Venerdì 20 Giugno 2025
RAFFAELE MARMO
Economia

I conti in salute fanno bene a tutti gli italiani

Che errore dividersi sul rating

Un trader

Un trader

Roma, 25 maggio 2025 – Nella tormenta che avvolge il mondo e lo smuove sottosopra, alimentata da ultimo dalle improvvide mosse di Donald Trump sui dazi (e non solo), che l’Italia riceva in pochi mesi la conferma del suo “valore” sui mercati o addirittura il miglioramento del giudizio da parte delle tre principali agenzie internazionali di rating dovrebbe essere motivo di soddisfazione per tutti. Eppure, anche in questa occasione, si è costretti a constatare come l’opposizione di oggi (ma anche quella di ieri non era da meno) abbia più a cuore la propaganda e la polemica quotidiane con il governo che non la consapevolezza dell’interesse nazionale. È sicuramente nell’interesse del nostro Paese che anche gli analisti di Moody’s, così come nei mesi scorsi quelli di S&P e Fitch, ritengano “positive” le prospettive del bilancio pubblico italiano per come è gestito, anche grazie a quella che definiscono stabilità di governo, e considerino solide le banche italiane, evidentemente per come sono condotte. A maggior ragione se guardiamo a tanti passaggi negativi di questi ultimi decenni. Non si tratta, come abbiamo sperimentato a nostre spese in altre situazioni, di verdetti fini a se stessi o solo di medaglie di cui si può fregiare il governo in carica. Al contrario, i giudizi favorevoli sul rating si traducono in una migliore affidabilità dello Stato sui mercati e minori costi del debito pubblico che per noi e i nostri figli è “il” problema-chiave. Ora, se si spende di meno in interessi, si liberano risorse pubbliche per altri capitoli decisivi: meno interessi vuol dire più possibilità di spesa per il welfare, per la sanità, per la riduzione delle tasse sul lavoro e sull’impresa.
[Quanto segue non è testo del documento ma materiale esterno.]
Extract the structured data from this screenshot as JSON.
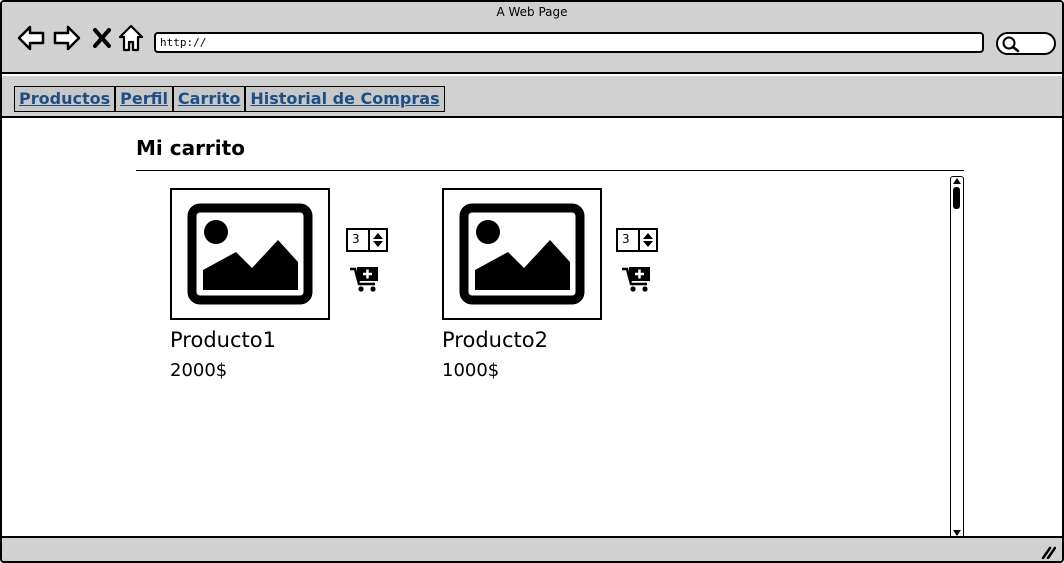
{
  "window": {
    "title": "A Web Page"
  },
  "address_bar": {
    "value": "http://"
  },
  "menu": {
    "items": [
      {
        "label": "Productos"
      },
      {
        "label": "Perfil"
      },
      {
        "label": "Carrito"
      },
      {
        "label": "Historial de Compras"
      }
    ]
  },
  "page": {
    "heading": "Mi carrito"
  },
  "products": [
    {
      "name": "Producto1",
      "price": "2000$",
      "quantity": "3"
    },
    {
      "name": "Producto2",
      "price": "1000$",
      "quantity": "3"
    }
  ],
  "icons": {
    "back": "back-arrow-icon",
    "forward": "forward-arrow-icon",
    "stop": "close-icon",
    "home": "home-icon",
    "search": "search-icon",
    "image": "image-placeholder-icon",
    "cart": "add-to-cart-icon"
  }
}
Che senso ha, allora, contrapporre ai giudizi positivi sulla tenuta dei conti pubblici l’emergenza salari (alla quale, come giornale, dedichiamo ampio spazio con significativa e costante attenzione), lasciando intendere in maniera fuorviante che quest’ultima sia il frutto della gestione “prudente” delle casse dello Stato, quando sappiamo bene quanto hanno perso (e quanti sacrifici sono stati costretti a fare) lavoratori, famiglie e imprese in presenza di amministrazioni più “allegre”?